Every man must have a state.

Alone among connections between man and man and thing, one connection must stand out: the line of responsibility. Every man must have a return address where claims against his actions can be sent. Whoever lives at that address is responsible for the other man and the other man’s actions. The line of responsibility must be bright and clear as it connects action to other man and other man to responsible man.

There is no sovereignty without responsibility. Sovereignty is violence and cannot be refined. Sovereignty is an effective preponderance of violence exercised over real things. It is not an empire of the imagination. It is a very real boot heel pressed down on the back of a man’s neck by another man on the scene with the rifle.

Of the two flavors of power available to man, influence and violence, sovereignty does what it must about violence while it does what it can about influence. The ideal of the state is: what happens in the state stays in the state. Ideally, the state allows nothing to escape the limits of its sovereign reach. However, influence is diffuse like gas and easily drifts across boundaries. The state is doomed to radiate influence. It does what it can but limiting influence is only something the state must try to do.

The core responsibility of the state is keeping any violence within the state from spilling over its boundaries. If violence is allowed to leak than amen to that leaker’s sovereignty. Failure to restrain violence within a state means is the abolition of sovereignty. If sovereignty is abandoned, neighbors have a right to exercise it in their place. They can treat the sovereign possessions of what was (and may still claim to be) a sovereign state as unclaimed property that has reverted to unclaimed nature.

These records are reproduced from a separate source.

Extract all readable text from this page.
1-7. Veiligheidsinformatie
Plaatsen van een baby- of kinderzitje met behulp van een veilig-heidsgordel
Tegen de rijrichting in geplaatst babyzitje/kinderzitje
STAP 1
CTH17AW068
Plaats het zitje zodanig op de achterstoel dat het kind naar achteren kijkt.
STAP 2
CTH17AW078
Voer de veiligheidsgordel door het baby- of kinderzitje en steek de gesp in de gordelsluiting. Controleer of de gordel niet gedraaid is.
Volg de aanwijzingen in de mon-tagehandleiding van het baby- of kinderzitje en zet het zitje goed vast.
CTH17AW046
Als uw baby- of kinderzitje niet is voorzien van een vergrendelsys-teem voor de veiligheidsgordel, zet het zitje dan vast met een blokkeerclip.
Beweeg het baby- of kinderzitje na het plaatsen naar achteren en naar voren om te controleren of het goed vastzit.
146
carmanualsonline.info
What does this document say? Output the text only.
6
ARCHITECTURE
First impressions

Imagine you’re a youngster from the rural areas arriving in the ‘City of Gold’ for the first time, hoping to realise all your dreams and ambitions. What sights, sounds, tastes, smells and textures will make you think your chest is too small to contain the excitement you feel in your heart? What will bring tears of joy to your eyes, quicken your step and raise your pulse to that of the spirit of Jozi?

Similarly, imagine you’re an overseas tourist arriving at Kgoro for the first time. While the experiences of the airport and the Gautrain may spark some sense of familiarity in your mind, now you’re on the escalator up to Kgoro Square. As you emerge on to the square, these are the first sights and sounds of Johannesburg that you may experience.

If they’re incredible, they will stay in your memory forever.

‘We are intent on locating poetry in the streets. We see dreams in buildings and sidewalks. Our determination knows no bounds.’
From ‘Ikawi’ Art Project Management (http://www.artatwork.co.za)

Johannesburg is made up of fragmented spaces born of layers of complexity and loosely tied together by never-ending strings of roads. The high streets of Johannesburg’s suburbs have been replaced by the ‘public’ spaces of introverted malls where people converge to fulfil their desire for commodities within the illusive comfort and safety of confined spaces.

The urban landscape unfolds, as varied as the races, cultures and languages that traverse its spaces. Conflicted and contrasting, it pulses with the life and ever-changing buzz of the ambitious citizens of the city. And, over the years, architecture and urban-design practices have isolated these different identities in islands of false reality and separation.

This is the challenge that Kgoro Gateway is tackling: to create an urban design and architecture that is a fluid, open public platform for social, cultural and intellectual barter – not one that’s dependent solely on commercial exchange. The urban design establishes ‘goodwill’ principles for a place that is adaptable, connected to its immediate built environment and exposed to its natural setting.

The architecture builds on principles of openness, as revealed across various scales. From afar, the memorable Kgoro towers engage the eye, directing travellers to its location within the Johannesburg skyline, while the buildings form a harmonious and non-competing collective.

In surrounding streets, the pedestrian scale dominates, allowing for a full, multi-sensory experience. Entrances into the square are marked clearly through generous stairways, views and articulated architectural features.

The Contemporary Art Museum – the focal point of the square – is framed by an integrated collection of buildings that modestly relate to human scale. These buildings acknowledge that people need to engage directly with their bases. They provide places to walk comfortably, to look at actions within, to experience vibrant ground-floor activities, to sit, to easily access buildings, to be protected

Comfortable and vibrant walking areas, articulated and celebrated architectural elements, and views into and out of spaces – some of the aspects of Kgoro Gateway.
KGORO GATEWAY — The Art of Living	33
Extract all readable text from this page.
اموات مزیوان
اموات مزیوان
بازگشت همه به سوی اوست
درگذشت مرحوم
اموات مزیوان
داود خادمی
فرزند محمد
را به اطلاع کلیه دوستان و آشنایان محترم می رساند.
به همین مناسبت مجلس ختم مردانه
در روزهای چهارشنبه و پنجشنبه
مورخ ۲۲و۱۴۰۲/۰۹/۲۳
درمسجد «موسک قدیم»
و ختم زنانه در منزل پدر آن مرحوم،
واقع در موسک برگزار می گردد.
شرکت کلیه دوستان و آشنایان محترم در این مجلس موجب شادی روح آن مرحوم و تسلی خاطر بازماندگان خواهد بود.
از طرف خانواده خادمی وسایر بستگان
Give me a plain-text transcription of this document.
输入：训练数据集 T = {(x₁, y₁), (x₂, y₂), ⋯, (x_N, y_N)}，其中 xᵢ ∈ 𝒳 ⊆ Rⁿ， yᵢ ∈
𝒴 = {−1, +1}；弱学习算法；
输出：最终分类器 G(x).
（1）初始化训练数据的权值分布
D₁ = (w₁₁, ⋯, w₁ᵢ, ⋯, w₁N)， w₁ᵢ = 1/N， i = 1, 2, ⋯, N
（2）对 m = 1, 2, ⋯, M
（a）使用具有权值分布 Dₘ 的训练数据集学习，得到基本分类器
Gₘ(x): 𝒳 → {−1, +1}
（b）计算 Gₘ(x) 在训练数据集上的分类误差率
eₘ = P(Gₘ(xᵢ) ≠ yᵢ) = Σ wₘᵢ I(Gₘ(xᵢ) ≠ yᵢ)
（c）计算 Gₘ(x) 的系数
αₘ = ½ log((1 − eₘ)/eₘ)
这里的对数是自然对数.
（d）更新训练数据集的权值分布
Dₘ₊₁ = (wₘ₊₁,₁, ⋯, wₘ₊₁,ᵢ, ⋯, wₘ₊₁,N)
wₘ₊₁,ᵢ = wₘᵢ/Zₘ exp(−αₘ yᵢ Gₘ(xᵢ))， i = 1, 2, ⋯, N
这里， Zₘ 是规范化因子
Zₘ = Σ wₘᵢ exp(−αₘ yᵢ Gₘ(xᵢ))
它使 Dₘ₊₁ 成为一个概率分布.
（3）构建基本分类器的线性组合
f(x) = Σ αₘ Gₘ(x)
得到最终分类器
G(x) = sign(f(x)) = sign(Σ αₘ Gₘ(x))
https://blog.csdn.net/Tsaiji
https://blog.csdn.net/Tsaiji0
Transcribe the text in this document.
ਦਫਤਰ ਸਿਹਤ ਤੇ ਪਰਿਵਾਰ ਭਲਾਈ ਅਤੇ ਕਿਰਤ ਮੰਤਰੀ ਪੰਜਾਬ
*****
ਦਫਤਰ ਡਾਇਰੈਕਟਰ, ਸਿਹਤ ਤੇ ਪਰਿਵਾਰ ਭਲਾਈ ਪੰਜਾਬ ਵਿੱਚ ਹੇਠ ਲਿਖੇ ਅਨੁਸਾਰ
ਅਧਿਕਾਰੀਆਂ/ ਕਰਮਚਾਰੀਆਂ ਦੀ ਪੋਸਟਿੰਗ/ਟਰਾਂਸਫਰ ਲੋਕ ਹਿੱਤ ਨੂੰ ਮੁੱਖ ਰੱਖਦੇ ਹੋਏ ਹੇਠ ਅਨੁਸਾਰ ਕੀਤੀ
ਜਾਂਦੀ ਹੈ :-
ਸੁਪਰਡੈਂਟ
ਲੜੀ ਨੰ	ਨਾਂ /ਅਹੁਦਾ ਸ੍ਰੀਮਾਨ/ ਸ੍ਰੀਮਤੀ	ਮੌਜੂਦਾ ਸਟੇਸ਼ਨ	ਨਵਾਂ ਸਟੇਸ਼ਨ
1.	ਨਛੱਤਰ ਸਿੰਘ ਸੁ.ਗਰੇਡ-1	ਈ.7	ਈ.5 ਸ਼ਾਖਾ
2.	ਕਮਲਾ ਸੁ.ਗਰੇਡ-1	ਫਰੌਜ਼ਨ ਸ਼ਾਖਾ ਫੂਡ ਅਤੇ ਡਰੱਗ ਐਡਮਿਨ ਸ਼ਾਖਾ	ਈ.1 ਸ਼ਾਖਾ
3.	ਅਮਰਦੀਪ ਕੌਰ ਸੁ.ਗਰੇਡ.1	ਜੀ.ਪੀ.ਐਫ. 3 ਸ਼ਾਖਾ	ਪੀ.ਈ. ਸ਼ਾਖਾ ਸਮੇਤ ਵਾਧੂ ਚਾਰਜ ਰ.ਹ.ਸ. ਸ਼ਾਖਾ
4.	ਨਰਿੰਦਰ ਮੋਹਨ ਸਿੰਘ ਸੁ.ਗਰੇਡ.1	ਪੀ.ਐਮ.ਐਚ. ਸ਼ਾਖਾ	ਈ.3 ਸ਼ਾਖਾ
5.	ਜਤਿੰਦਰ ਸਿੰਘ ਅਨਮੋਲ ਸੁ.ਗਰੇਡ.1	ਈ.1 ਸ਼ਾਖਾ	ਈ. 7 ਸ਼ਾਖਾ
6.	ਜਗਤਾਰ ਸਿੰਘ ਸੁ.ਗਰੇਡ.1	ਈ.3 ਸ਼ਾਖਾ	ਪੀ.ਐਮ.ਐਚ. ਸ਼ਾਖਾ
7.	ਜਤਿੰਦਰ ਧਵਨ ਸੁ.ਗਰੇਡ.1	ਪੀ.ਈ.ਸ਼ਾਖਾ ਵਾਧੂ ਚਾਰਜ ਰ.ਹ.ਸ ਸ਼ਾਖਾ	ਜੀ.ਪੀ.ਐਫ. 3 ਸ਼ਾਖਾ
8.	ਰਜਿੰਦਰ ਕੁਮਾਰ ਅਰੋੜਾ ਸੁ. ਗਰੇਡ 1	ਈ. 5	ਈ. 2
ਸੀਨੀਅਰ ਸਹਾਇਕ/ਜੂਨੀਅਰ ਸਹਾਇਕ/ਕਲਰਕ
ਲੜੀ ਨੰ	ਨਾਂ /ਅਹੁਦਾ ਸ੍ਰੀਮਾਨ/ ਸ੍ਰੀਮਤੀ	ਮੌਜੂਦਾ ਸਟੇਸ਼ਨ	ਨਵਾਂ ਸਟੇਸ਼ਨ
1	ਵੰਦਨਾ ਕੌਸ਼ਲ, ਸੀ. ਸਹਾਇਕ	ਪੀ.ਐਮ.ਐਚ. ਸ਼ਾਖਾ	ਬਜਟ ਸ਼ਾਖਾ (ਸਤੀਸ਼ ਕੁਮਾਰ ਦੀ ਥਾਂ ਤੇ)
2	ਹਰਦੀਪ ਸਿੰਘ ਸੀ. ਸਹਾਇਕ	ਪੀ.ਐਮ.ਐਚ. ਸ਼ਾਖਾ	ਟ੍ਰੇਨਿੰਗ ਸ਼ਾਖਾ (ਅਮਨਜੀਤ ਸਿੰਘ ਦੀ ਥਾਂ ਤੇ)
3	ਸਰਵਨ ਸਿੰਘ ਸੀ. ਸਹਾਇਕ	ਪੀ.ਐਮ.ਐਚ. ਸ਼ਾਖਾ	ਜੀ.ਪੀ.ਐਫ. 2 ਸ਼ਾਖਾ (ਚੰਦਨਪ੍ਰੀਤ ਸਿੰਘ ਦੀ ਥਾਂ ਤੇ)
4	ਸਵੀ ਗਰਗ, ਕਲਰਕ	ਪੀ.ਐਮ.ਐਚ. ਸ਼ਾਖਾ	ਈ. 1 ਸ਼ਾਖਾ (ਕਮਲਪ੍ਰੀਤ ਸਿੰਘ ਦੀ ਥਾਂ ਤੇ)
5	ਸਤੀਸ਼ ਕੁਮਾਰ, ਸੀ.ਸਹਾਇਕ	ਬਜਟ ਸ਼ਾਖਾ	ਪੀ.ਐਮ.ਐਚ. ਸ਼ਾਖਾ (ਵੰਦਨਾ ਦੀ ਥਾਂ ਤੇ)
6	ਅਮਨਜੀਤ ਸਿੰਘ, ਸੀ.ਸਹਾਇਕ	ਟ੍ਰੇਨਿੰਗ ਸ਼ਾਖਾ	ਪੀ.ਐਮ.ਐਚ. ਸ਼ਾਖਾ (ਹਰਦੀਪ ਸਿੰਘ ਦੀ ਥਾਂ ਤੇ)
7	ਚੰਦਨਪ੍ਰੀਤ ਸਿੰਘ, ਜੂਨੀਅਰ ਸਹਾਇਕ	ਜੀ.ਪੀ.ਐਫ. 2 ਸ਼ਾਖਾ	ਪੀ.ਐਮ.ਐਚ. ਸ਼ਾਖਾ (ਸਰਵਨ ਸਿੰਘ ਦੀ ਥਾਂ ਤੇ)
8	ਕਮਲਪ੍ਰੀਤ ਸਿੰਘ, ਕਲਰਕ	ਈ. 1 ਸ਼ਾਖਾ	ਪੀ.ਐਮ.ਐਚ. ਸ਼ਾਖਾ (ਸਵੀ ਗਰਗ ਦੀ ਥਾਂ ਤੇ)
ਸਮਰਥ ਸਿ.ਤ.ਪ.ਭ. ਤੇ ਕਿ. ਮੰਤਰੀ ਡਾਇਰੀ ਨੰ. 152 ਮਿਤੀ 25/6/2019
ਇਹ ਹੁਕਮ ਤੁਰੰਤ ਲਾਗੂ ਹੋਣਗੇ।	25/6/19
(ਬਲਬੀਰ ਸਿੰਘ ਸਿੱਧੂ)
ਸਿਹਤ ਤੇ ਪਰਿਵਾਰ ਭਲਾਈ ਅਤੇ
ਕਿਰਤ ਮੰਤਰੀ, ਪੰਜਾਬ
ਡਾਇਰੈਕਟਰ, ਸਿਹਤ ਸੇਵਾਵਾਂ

No man may commit violence without wearing the livery of the man’s state. This marks the state the man belongs to and under whose authority he commits his actions under. Allowing violence by the unliveried and unstated creates ambiguity in violence. If violence can be committed by anyone unliveried and unstated, the logic of escalation will drive everyone to commit violence unlivered and unstated. The race will be on to blur and eventually erase the line of responsibility connecting violator and those responsible for the violator.

The line of responsibility divides the guilty from the innocent. Once the line of responsibility is erased, the innocent and the guilty blur together. As violence spills over now nonexistent border lines, guilty and innocent suffer alike. The end of sovereignty is the end of innocence and baptism into a state of universal guilt.